Revenue from SMOP decreased in the first nine months of fiscal 2010 compared to the prior year period primarily as a result, we believe, of the uncertainty associated with Recent Company Developments. Revenue associated with our Linux Platform Products and Systems and Resource Management products decreased by $2.0 million, or 2%, and $3.5 million, or 3%, respectively, and SMOP services revenue declined $8.4 million, or 15%, compared to the prior year period. These revenue decreases were partially offset by higher revenue from Identity, Access and Compliance Management products, which increased by $8.1 million, or 10%, compared to the prior year period. Overall, product invoicing for SMOP increased 3% compared to the prior year period, due primarily to higher invoicing for our Linux Platform Products and Identity, Access and Compliance Management products, partially offset by a decline in invoicing for our Systems and Resource Management products. The higher invoicing for our Linux Platform Products resulted from significant growth in our non-Microsoft invoicing, partially offset by lower invoicing associated with the Microsoft SLES certificates. Identity, Access and Compliance Management revenue and invoicing increased due in part to several large deals in the first quarter of fiscal 2010. However, we believe this positive momentum was negatively impacted in the second and third quarters of fiscal 2010, by the uncertainty associated with Recent Company Developments.
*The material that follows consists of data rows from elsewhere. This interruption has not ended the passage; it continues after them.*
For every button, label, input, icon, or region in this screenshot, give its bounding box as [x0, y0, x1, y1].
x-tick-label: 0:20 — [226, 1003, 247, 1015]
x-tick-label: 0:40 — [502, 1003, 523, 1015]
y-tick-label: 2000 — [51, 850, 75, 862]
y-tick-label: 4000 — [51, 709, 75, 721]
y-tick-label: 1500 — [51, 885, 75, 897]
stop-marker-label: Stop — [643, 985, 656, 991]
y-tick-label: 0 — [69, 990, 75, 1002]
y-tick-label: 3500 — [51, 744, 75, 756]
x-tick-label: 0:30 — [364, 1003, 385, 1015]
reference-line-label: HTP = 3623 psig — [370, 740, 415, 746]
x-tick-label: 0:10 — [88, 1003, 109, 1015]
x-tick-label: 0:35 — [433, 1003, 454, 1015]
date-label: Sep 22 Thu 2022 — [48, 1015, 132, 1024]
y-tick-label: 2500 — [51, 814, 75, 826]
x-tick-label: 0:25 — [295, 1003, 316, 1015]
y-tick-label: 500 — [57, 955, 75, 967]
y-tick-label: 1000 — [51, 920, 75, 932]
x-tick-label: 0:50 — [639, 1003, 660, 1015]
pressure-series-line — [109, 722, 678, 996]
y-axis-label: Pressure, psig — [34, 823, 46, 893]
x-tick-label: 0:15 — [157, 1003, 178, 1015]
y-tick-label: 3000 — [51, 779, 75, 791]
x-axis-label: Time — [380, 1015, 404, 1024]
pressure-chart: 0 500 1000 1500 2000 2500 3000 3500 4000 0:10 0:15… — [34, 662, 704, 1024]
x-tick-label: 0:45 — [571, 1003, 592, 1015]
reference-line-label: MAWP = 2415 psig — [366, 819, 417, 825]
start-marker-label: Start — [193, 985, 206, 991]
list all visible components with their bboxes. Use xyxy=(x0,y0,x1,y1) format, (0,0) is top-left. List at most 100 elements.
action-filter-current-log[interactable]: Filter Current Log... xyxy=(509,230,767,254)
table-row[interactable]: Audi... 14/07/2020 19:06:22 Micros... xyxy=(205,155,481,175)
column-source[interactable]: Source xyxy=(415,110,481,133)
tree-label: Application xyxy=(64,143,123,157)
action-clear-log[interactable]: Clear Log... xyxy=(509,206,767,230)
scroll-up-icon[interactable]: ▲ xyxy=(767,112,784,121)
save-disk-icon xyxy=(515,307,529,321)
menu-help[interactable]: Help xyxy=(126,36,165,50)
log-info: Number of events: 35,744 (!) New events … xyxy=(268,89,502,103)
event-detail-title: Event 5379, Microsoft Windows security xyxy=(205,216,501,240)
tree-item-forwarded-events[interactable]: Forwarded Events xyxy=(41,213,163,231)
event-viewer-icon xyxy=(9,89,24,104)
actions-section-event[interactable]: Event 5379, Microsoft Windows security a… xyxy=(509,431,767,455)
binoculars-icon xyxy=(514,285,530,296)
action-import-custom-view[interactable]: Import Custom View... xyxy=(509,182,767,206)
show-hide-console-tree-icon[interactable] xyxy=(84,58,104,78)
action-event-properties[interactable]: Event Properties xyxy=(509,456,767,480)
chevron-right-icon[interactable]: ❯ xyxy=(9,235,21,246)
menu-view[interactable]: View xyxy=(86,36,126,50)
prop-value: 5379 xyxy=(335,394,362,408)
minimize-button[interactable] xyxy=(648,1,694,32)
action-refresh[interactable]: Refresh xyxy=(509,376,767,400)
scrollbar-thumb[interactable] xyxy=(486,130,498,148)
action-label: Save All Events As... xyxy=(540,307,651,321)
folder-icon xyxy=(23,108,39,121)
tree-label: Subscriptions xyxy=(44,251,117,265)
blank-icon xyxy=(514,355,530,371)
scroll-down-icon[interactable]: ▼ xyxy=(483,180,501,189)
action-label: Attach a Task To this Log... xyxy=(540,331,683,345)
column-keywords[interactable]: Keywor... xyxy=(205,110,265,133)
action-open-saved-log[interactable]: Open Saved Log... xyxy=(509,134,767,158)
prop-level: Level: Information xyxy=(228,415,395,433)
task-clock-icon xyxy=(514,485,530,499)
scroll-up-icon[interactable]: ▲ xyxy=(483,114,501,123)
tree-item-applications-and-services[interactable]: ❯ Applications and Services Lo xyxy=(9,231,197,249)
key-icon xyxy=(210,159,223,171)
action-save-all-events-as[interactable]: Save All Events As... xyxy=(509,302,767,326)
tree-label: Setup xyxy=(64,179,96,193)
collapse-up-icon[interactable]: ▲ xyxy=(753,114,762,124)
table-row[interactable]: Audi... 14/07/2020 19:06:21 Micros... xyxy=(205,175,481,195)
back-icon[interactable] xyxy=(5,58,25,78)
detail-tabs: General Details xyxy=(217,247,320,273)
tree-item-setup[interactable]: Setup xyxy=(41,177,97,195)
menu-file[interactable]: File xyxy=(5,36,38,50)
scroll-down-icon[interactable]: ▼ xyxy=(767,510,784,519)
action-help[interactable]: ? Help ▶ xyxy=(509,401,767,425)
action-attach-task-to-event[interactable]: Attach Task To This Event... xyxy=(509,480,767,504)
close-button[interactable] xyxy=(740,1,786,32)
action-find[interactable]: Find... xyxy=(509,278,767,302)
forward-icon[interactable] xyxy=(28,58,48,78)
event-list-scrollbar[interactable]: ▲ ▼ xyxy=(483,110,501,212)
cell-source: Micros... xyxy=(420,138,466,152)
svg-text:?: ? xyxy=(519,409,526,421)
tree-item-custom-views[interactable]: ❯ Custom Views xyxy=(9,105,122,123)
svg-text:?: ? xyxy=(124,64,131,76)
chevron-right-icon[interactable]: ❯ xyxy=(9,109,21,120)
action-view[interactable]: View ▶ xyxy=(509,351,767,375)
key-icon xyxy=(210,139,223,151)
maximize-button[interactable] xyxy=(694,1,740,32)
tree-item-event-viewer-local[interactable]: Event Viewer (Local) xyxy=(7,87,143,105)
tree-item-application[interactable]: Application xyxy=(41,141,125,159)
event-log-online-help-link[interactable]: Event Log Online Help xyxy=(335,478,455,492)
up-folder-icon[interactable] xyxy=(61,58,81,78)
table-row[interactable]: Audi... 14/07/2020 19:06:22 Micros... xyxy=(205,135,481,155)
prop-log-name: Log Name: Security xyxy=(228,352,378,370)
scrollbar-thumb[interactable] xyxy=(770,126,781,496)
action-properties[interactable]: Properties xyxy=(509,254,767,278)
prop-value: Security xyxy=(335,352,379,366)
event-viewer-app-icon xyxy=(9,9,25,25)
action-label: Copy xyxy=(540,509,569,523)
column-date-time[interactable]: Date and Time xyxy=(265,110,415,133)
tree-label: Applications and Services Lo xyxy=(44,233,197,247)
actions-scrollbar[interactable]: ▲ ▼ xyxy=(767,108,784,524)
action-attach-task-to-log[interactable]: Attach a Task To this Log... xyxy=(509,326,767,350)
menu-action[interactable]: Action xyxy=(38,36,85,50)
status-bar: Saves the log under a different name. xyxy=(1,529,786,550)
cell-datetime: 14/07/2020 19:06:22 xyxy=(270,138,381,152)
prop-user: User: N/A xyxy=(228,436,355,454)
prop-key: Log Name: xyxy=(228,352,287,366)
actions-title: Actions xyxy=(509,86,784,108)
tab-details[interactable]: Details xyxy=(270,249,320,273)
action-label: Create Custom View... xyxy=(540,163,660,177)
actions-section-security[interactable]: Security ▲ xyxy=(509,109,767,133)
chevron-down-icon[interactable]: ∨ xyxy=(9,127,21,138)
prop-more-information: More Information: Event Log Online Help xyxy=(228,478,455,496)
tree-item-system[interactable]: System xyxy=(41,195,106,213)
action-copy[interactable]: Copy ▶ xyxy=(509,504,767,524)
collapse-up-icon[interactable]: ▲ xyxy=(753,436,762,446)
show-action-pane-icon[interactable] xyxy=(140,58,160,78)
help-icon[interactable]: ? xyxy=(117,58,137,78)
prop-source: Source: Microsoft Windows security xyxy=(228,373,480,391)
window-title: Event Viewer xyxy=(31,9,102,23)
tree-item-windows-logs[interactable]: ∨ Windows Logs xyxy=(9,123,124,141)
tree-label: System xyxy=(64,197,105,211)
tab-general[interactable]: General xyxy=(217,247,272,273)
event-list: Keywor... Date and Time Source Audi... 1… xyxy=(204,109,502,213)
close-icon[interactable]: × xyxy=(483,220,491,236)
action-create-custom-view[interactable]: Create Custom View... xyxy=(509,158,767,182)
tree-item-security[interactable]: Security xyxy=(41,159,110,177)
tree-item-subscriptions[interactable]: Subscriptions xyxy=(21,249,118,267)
The revenue and invoicing declines for Systems and Resource Management products were primarily due to, we believe, the uncertainty associated with Recent Company Developments and challenges gaining traction in this market segment.

Revenue from CS decreased in the first nine months of fiscal 2010 compared to the prior year period primarily from the same factors described above for the third quarter of fiscal 2010. These factors are reflected in the lower Collaboration product revenue of $10.9 million, or 14%, lower combined OES and NetWare-related product revenue of $10.2 million, or 8%, and lower services revenue of $5.5 million, or 23%. Overall, product invoicing for CS decreased 14% in the first nine months of fiscal 2010 compared to the prior year period. Invoicing for Collaboration products and combined OES and NetWare-related products decreased 16% and 8%, respectively, in the first nine months of fiscal 2010 compared to the prior year period.

We had total deferred revenue of $623.7 million as of July 31, 2010 compared to $674.3 million and $688.8 million at July 31, 2009 and October 31, 2009, respectively. Deferred revenue represents revenue that is expected to be recognized in future periods primarily under maintenance contracts and subscriptions that are recognized ratably over the related contract periods, typically one to three years. Deferred revenue related to our agreements with Microsoft is recognized ratably over various related service periods, which can extend up to five years. The decrease in total deferred revenue of $65.1 million compared to October 31, 2009 is primarily attributable to lower invoicing in the first nine months of the fiscal year and from the recognition of $56.3 million of deferred revenue related to our agreements with Microsoft.